Passing raw text to the model instead of tokenized inputs.
Ignoring special tokens like [CLS] and [SEP] which are added automatically.
Not using return_tensors='pt' or 'tf' when feeding tokens to PyTorch or TensorFlow models.

python

from transformers import AutoTokenizer

# Wrong: Instantiating without from_pretrained
# tokenizer = AutoTokenizer()  # This will raise an error

# Right way:
tokenizer = AutoTokenizer.from_pretrained('bert-base-uncased')

📊

Quick Reference

Method	Description
from_pretrained(model_name)	Load tokenizer for a specific model
tokenizer(text)	Tokenize input text into tokens and IDs
convert_ids_to_tokens(ids)	Convert token IDs back to readable tokens
tokenizer(text, return_tensors='pt')	Return PyTorch tensors for model input
tokenizer(text, return_tensors='tf')	Return TensorFlow tensors for model input

✅

Key Takeaways

Always load tokenizer with AutoTokenizer.from_pretrained(model_name) before use.

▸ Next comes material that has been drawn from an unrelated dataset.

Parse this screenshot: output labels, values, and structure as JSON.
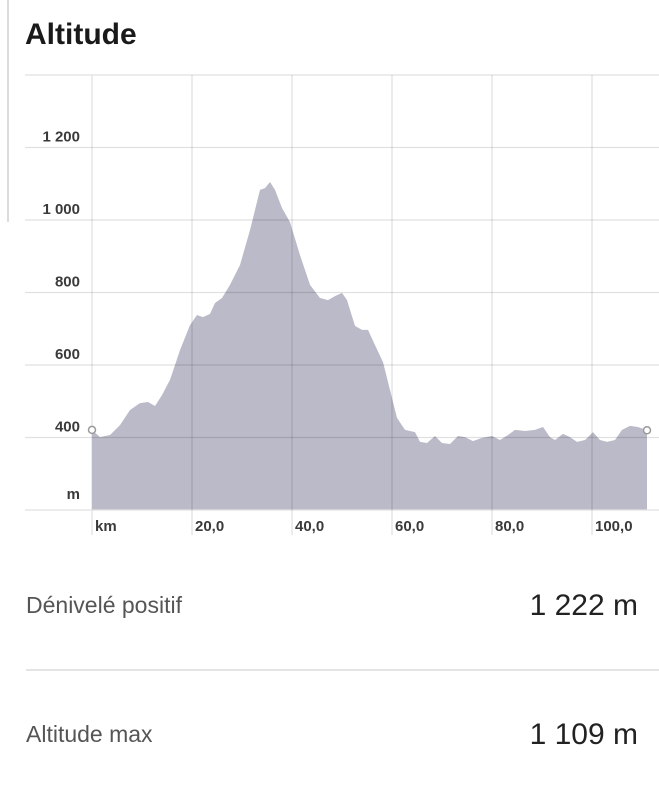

Tokenize text by calling tokenizer(text) to get token IDs and attention masks.

Use return_tensors='pt' or 'tf' to get tensors compatible with your model framework.

Special tokens like [CLS] and [SEP] are added automatically by the tokenizer.

Avoid instantiating AutoTokenizer directly without from_pretrained to prevent errors.